Allow me to note some other points from that story:
https://www.kpbs.org/news/2018/aug/25/d ... egates-in/The reforms adopted also encourage states that hold presidential caucuses, run by state parties, to switch to primaries, administered by state and local election officials. They require caucuses, in-person meetings, to have some provision for absentee participation, citing barriers to participation ranging from military service to child care to disability. (*)
[snip]
In a letter to Perez, Rep. Cedric Richmond, D-La., the chairman of the Congressional Black Caucus, made a similar argument, saying the proposal would "disenfranchise elected officials for no substantive reason and would create unnecessary competition between those elected and their constituents.""The thought that a member of Congress would have to compete with their constituents in an election to secure a first ballot vote on the party's nominee creates unnecessary friction between those elected and the people they are elected to serve," he wrote.
The proposal also drew criticism from a former interim DNC chair, Donna Brazile, in a bylaws committee meeting Friday.

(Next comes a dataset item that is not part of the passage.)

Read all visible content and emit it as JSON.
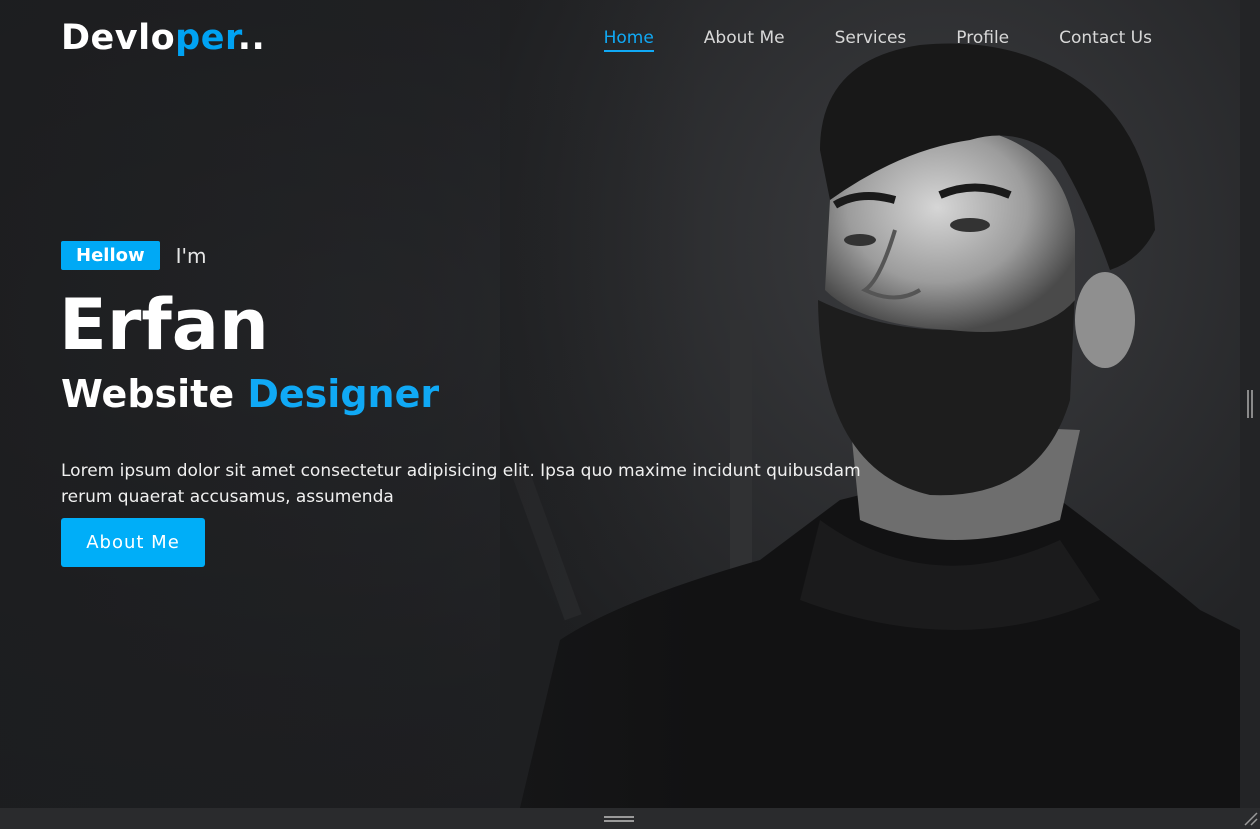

"At a time when we're trying to figure out as a party if we're gonna disenfranchise those who are party leaders, party officials, party donors, party activists and [the] grassroots, I think this would just really kick the you-know-what out of us," said Brazile, who stepped in as DNC chair during the middle of the 2016 campaign after Florida Rep. Debbie Wasserman Schultz was forced out over evidence of DNC bias against Sanders.[snip][end]
I wonder why people are silent about opposition from the Congressional Black Caucus.
I am not.
(*) Good. This reform I support. Caucuses are often heralded as popular democracy in action, but the irony of how they often run and function means, actually, democracy is hijacked by elites.
Anyway, superdelegates were not eliminated. They just don't vote on the first ballot.